Welcome back to the first potentially significant long-term bounce in interest rates since the first half of 2015. Rates haven't covered as much ground this time around (in terms of either time or losses), but they've at least chosen the direction of the breakout from the post-Brexit consolidation.
One eerie consideration is the possibility that the breakout of the years first consolidative pattern was purely a function of Brexit, and that the break of the more recent post-Brexit consolidative range is merely the first move in a selling spree that takes us back to path yields were on before Brexit.
Truth be told, bonds could weaken much more and still never come close to threatening the ultra-long term trend toward lower yields. In fact, there's so much room to weaken that it doesn't even make sense to talk about it until/unless it starts happening.
The more relevant consideration in the near term is the health and pace of the current selling trend. As of yesterday, it had already reached "oversold" territory in shorter term measures of momentum. This somewhat ambiguous term has at least two meanings. On the one hand, it's a confirmation that things are bad (thanks... we knew). On the other hand, it's the first sign that bonds have reached levels that could motivate a correction.

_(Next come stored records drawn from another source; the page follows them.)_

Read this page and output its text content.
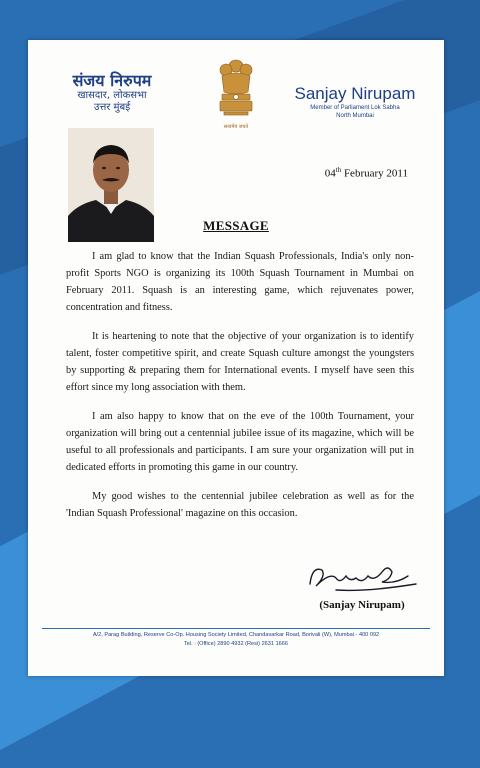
संजय निरुपम
खासदार, लोकसभा
उत्तर मुंबई
सत्यमेव जयते
Sanjay Nirupam
Member of Parliament Lok Sabha
North Mumbai
04th February 2011
MESSAGE

I am glad to know that the Indian Squash Professionals, India's only non-profit Sports NGO is organizing its 100th Squash Tournament in Mumbai on February 2011. Squash is an interesting game, which rejuvenates power, concentration and fitness.

It is heartening to note that the objective of your organization is to identify talent, foster competitive spirit, and create Squash culture amongst the youngsters by supporting & preparing them for International events. I myself have seen this effort since my long association with them.

I am also happy to know that on the eve of the 100th Tournament, your organization will bring out a centennial jubilee issue of its magazine, which will be useful to all professionals and participants. I am sure your organization will put in dedicated efforts in promoting this game in our country.

My good wishes to the centennial jubilee celebration as well as for the 'Indian Squash Professional' magazine on this occasion.

(Sanjay Nirupam)
A/2, Parag Building, Reserve Co-Op. Housing Society Limited, Chandavarkar Road, Borivali (W), Mumbai - 400 092
Tel. : (Office) 2890 4932 (Resi) 2631 1666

In trying to determine that, we can also keep an eye on longer term momentum, which unfortunately has more room to run. Bottom line: it's not safe to assume that we're due a bounce simply because of how much we've lost. It could depend more on economic data beginning tomorrow. As for today, it's already shaping up to be all about corporate bond issuance. That means more potential volatility in the middle of the day, through at least 2pm.